What was it inspired by?
The day my first SYML album released, about two years ago, my father was diagnosed with cancer. In those two years, he fought it, but he also knew it would eventually kill him. Thankfully, he spent much of the first year travelling with friends, and when the pandemic hit, he was able to send that time with us. I’m sorry to say that he passed away a few months ago, but he did so peacefully, surrounded by his family.

How cathartic was it for you putting together the EP especially when taking into consideration the tragedy it was inspired by?
It was both cathartic and surreal to work on this EP while my dad was dying. Interestingly, I didn’t play these songs for him before he passed. He was one of my biggest fans, of course, but I didn’t feel the need to share because I didn’t want to project my perspective onto what was already an overwhelming season of life for him. Thankfully, everything I say in these songs, I had already said to him in some way or another. So I feel peace in that.

Do you have a favourite song or lyrics that you hope will resonate with listeners?
I love all of these songs, but I think Dim and Yes and Know have some great lyrical moments. In Dim, I like the imagery of reliving a traumatic even, like a car crash, in reverse, and realizing that you couldn’t have done anything to prevent it. That moment of letting go is powerful. In Yes and Know, which was inspired by all of the racial unrest that has existed in the US since its inception, I like the idea that we can’t “un-know” something once we’ve been told or experienced it. For example, once you learn that someone was barred from drinking water from the same fountain as you based on their skin color, you can’t un-learn that. You can ignore it and shove it down in your brain, but it’s still in your soul. Of course, everyone’s journey is unique, and how we learn and grow as humans depends on what we do with what we know to be true. For me, acting on what I know will be a continuous journey.

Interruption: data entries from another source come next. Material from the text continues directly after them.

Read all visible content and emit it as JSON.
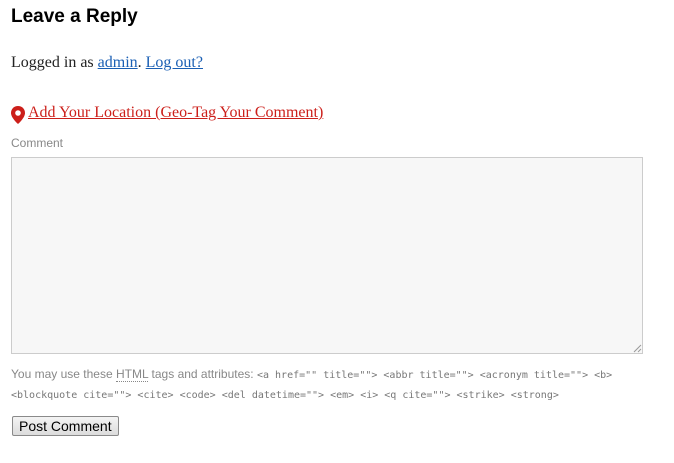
{
  "reply": {
    "title": "Leave a Reply",
    "logged_in_prefix": "Logged in as",
    "user_link": "admin",
    "sep": ".",
    "logout_link": "Log out?"
  },
  "geo": {
    "label": "Add Your Location (Geo-Tag Your Comment)",
    "icon": "map-pin-icon",
    "color": "#cc1f1a"
  },
  "comment": {
    "label": "Comment",
    "value": "",
    "placeholder": ""
  },
  "allowed_tags": {
    "prefix": "You may use these",
    "abbr": "HTML",
    "suffix": "tags and attributes:",
    "code": "<a href=\"\" title=\"\"> <abbr title=\"\"> <acronym title=\"\"> <b> <blockquote cite=\"\"> <cite> <code> <del datetime=\"\"> <em> <i> <q cite=\"\"> <strike> <strong>"
  },
  "submit": {
    "label": "Post Comment"
  },
  "colors": {
    "link": "#1a5fb4",
    "geo_link": "#cc1f1a",
    "muted": "#888888"
  }
}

Your cover of “Mr. Sandman” exploded after featuring on the trailer for and in one of the episodes of the new Netflix show Behind Her Eyes – did you think it would become so big overnight?
I am amazed whenever my songs get picked for a TV series or movie. It’s always a surprise and because no one knows how it will react, the reaction is also a surprise! I loved that series, so to hear my music in it was an honor.

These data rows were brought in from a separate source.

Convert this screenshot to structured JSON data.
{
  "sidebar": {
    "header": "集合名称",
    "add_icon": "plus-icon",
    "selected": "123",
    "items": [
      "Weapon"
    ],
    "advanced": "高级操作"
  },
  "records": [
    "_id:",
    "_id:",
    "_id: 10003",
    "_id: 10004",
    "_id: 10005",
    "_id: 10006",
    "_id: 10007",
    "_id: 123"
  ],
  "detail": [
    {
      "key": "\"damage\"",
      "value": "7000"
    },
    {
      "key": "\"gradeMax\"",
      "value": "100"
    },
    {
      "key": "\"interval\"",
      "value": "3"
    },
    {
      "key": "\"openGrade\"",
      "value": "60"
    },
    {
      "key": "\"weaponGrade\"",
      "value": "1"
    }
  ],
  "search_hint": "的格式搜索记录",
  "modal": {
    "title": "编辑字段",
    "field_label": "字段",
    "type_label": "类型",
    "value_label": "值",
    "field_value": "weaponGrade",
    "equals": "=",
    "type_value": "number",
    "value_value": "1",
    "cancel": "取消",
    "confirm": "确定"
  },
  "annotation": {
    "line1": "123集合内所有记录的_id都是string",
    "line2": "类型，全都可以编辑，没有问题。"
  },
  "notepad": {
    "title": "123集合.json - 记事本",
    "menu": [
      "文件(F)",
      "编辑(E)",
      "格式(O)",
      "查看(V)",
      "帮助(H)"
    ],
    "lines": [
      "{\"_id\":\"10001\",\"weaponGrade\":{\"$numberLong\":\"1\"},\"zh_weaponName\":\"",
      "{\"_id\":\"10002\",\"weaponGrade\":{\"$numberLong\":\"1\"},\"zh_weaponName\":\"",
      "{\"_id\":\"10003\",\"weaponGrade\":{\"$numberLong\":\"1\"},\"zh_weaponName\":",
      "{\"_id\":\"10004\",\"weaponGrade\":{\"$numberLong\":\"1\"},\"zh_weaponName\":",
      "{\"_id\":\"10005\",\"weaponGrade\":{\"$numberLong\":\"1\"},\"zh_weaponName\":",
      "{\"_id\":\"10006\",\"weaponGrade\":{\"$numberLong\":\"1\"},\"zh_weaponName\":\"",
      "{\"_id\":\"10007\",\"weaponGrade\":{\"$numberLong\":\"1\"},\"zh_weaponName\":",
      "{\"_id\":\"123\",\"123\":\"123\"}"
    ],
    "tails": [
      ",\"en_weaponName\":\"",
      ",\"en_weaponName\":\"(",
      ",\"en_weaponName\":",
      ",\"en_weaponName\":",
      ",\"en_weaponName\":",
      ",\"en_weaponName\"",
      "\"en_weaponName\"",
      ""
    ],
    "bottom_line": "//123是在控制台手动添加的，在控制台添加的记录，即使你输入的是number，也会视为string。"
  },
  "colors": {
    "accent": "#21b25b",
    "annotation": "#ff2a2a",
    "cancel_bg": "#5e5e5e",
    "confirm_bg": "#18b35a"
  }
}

How does it feel releasing music at such an uncertain time? What do you hope it brings you listeners?
I think many of us have felt isolated during this time, literally and metaphorically. I hope this music sits with people wherever they are and brings a bit of comfort. Loss is always happening, but it has felt highlighted recently. My loss is certainly not your loss, but we can grieve together, even if we are apart. I am also excited for the time when I can perform these songs live, in a room, with people.

What’s next for you? What are you looking forward to in 2021?
I hope there will be an opportunity to perform live this year! But I am also happy to play my part in making sure that can happen safely. So if we need to wait a bit longer, that’s ok. I am also excited to be working on new music with new friends. Collaboration during this time has been a bit odd, but sometimes that’s a recipe for great work! Right now, I am looking forward to more warm weather and being outside with my family and our friends. Be well, and thanks!